Source: Dairy Research Blog
Results from a five-year NSERC Industrial Research Chair on infectious diseases of dairy cattle led by Dr. Herman Barkema, University of Calgary, will help farmers improve the management of dairy animal health to prevent, manage and treat dairy cattle for Johne’s Disease (JD) and mastitis for a more profitable and sustainable dairy sector. The Chair is supported in partnership with dairy sector organizations and Dairy Farmers of Canada.
Mastitis and JD are costly diseases to the dairy sector, impacting animal health and farm profitability. The economic impact of mastitis in Canadian herds is calculated at $665 million[i] per year in Canada and for JD, another $90 million is estimated.
Some key findings
- Experiments indicated that eachMycobacterium avium paratuberculosis (MAP)-infected calf infected an average of about 3 non-infected pen mates in a group-housed setting. Also, calves had fecal shedding of MAP in the first months of life, exposing them and others potentially to early infection. Calf-to-calf transmission of Johne’s Disease (JD) needs to be a key area of focus and should be part of future control programs for early identification and evaluation of MAP.
- Better communications and exchange between a farmer and their veterinarian improved the likelihood of adoption of management practices and control programs by farmers, not only for JD, but for other diseases that can be found in dairy farms.
- A better understanding of non-aureus staphylococci (NAS) species, the most common group of bacteria isolated from the bovine udder, and other bacteria species in milk production, may ultimately lead to the discovery of bacteriocins with the potential for control of S. aureus mastitis.
- Identified and tested a method to better record and quantify antimicrobial use – a method that can be applied in future surveillance programs.
Research Chair provides opportunity to hire a new scientist in the dairy area
Dr. Eduardo Cobo was recruited for the position of assistant professor at the University of Calgary as a result of this Chair. He is a veterinary immunologist and studies alternatives to antimicrobials. Dr. Cobo will be investigating the role of immunology in bovine mastitis, MAP infection, and digital dermatitis.
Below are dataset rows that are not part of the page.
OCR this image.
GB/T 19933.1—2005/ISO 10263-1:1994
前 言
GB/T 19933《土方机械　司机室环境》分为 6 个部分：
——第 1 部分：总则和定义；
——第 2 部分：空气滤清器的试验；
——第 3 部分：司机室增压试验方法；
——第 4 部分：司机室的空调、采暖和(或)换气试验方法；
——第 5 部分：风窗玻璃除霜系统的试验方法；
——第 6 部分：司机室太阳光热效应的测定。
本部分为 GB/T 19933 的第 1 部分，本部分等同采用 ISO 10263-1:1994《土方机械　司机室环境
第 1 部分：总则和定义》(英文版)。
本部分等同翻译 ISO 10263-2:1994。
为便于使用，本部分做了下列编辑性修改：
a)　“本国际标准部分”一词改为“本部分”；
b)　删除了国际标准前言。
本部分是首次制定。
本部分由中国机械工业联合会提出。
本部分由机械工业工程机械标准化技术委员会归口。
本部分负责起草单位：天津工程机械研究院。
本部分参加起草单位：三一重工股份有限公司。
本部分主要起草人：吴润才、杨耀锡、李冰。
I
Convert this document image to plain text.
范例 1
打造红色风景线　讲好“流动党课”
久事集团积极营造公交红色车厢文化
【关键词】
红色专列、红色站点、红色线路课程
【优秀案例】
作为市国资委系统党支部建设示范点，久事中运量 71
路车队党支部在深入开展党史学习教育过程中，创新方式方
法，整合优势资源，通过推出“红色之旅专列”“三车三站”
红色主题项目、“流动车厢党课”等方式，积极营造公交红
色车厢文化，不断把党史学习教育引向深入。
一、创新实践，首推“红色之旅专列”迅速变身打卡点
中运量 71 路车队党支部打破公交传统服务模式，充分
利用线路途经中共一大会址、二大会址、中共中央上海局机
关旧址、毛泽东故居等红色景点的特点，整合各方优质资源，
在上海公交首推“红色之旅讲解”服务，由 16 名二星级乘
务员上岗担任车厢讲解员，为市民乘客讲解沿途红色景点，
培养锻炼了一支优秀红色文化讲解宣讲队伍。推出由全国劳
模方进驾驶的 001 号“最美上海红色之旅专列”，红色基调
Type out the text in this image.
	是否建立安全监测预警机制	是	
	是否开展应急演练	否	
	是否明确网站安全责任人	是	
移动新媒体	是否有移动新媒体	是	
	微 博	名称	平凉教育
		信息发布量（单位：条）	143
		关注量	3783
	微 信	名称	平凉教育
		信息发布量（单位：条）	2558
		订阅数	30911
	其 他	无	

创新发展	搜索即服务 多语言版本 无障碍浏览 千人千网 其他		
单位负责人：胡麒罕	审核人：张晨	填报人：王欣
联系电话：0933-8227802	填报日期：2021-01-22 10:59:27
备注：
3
Dr. Herman Barkema is a Professor in Epidemiology of Infectious Diseases at the University of Calgary’s Faculty of Veterinary Medicine and the NSERC Industrial Research Chair in Infectious Diseases of Dairy Cattle, with a joint appointment in the Dept. of Community Health Sciences of the Cumming School of Medicine. He is also a Guest Professor at Ghent Univ. (Belgium) and Foreign Expert at the China Agricultural Univ. in Beijing. Dr. Barkema’s research program focuses on the prevention and control of diseases in cattle herds, including antimicrobial resistance. He has published > 300 scientific manuscripts and has lectured all over the world.